A Year Under COVID

We’re coming up on the anniversary of when COVID changed our lives. Everyone’s anniversary looks a little different because of where they live, how soon they started taking precautions, and the like.

For me, it was the first day of Spring Break, March 9th, when my colleagues and I started hearing about states shutting down through shelter-in-place. The university decided it needed to do something, because we were about to receive 7000 college students freshly back from Spring Break.

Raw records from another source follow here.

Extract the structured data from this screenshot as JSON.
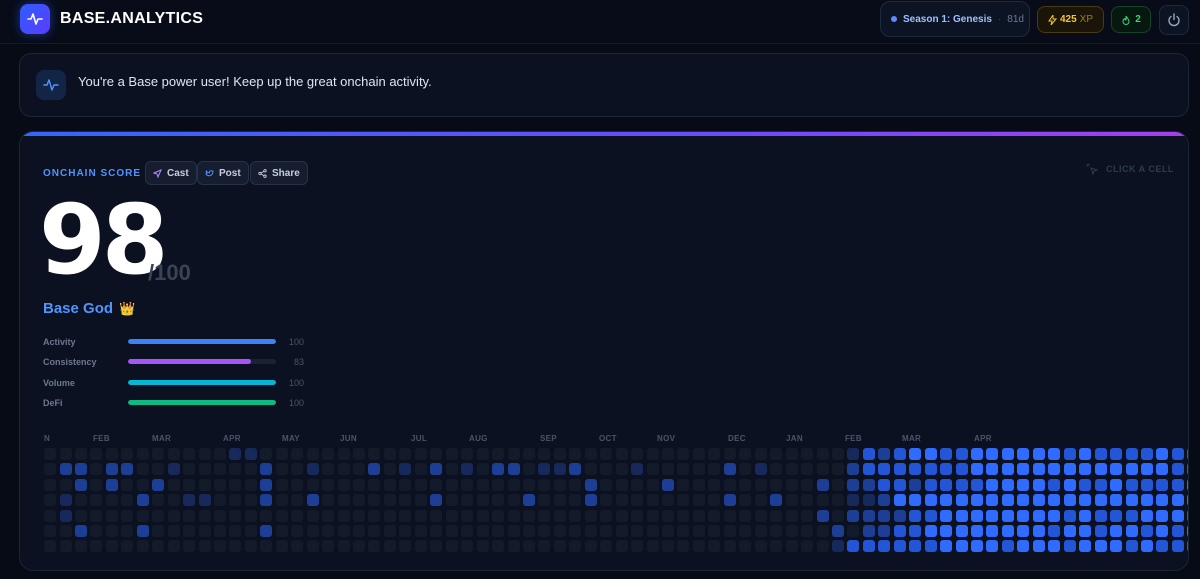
{
  "header": {
    "brand": "BASE.ANALYTICS",
    "season": "Season 1: Genesis",
    "season_days": "81d",
    "xp_value": "425",
    "xp_unit": "XP",
    "streak": "2"
  },
  "banner": {
    "text": "You're a Base power user! Keep up the great onchain activity."
  },
  "score_card": {
    "label": "ONCHAIN SCORE",
    "actions": [
      "Cast",
      "Post",
      "Share"
    ],
    "hint": "CLICK A CELL",
    "score": "98",
    "max": "/100",
    "tier": "Base God",
    "tier_emoji": "👑",
    "metrics": [
      {
        "name": "Activity",
        "value": "100",
        "fraction": 1.0,
        "color": "#3b82f6"
      },
      {
        "name": "Consistency",
        "value": "83",
        "fraction": 0.83,
        "color": "#a855f7"
      },
      {
        "name": "Volume",
        "value": "100",
        "fraction": 1.0,
        "color": "#06b6d4"
      },
      {
        "name": "DeFi",
        "value": "100",
        "fraction": 1.0,
        "color": "#10b981"
      }
    ]
  },
  "heatmap": {
    "months": [
      "N",
      "FEB",
      "MAR",
      "APR",
      "MAY",
      "JUN",
      "JUL",
      "AUG",
      "SEP",
      "OCT",
      "NOV",
      "DEC",
      "JAN",
      "FEB",
      "MAR",
      "APR"
    ],
    "colors": [
      "#131b2b",
      "#16295a",
      "#1c3f95",
      "#2256d6",
      "#2f6bff"
    ],
    "grid": [
      "00000000000011000000000000000000000000000000000000001323443344444434333343333343333",
      "02202200100000200100020102010220112000100000201000002333333344444444444443333434433",
      "00202002000000200000000000000000000200002000000000202233233334444343343333443433344",
      "01000020011000200200000002000002000200000000200200001124444444444444444444434334344",
      "01000000000000000000000000000000000000000000000000202222334444444434333444334343444",
      "00200020000000200000000000000000000000000000000000020223344444444344344343434344344",
      "00000000000000000000000000000000000000000000000000013333334444344434443433333333334"
    ]
  }
}
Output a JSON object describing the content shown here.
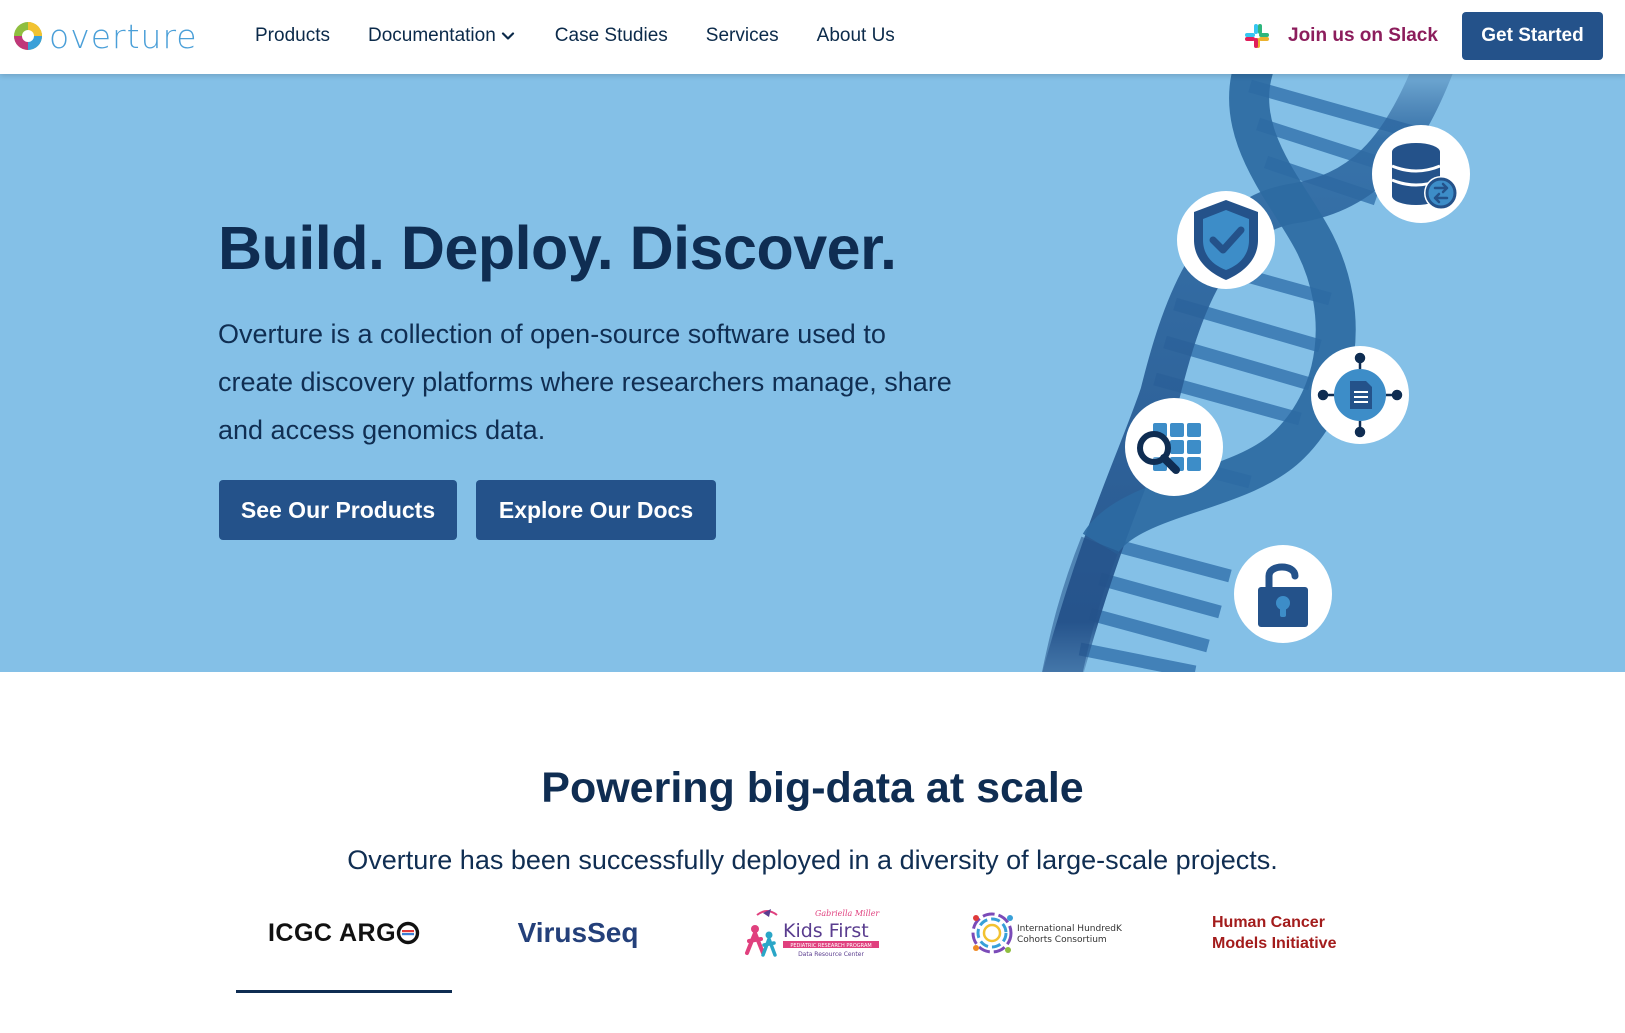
{
  "nav": {
    "logo_text": "overture",
    "links": [
      {
        "label": "Products"
      },
      {
        "label": "Documentation"
      },
      {
        "label": "Case Studies"
      },
      {
        "label": "Services"
      },
      {
        "label": "About Us"
      }
    ],
    "slack_label": "Join us on Slack",
    "cta_label": "Get Started"
  },
  "hero": {
    "title": "Build. Deploy. Discover.",
    "text": "Overture is a collection of open-source software used to create discovery platforms where researchers manage, share and access genomics data.",
    "button_products": "See Our Products",
    "button_docs": "Explore Our Docs",
    "icons": [
      "database-exchange-icon",
      "shield-check-icon",
      "document-hub-icon",
      "search-grid-icon",
      "unlock-icon"
    ]
  },
  "power": {
    "title": "Powering big-data at scale",
    "subtitle": "Overture has been successfully deployed in a diversity of large-scale projects."
  },
  "partners": {
    "argo": "ICGC ARG",
    "virusseq": "VirusSeq",
    "kidsfirst": {
      "top": "Gabriella Miller",
      "main": "Kids First",
      "band": "PEDIATRIC RESEARCH PROGRAM",
      "sub": "Data Resource Center"
    },
    "hundredk": {
      "line1": "International HundredK+",
      "line2": "Cohorts Consortium"
    },
    "hcmi": {
      "line1": "Human Cancer",
      "line2": "Models Initiative"
    }
  },
  "colors": {
    "navy": "#0f2d52",
    "button_blue": "#24528a",
    "hero_bg": "#84c0e7",
    "slack_text": "#8c1d5c",
    "logo_blue": "#4a9fd8",
    "hcmi_red": "#a31c1c"
  }
}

By Thursday of Spring Break, we had bought a little time for decision-making with this instruction — “Do not come back for the week after Spring Break; we will let you know what happens from here.” Faculty were assigned to put their classes all online just in case. By Tuesday of that week, the university had decided that all classes would go online. The faculty had a little over a week to go fully online. And then the whole state sheltered in place.

My husband’s job at the library shut down at that time, and we found ourselves living in a changed world defined by the four walls of our home. I became frantic at that time, and my psychiatrist’s nurse assured me that I was far from the only one calling the office in a panic.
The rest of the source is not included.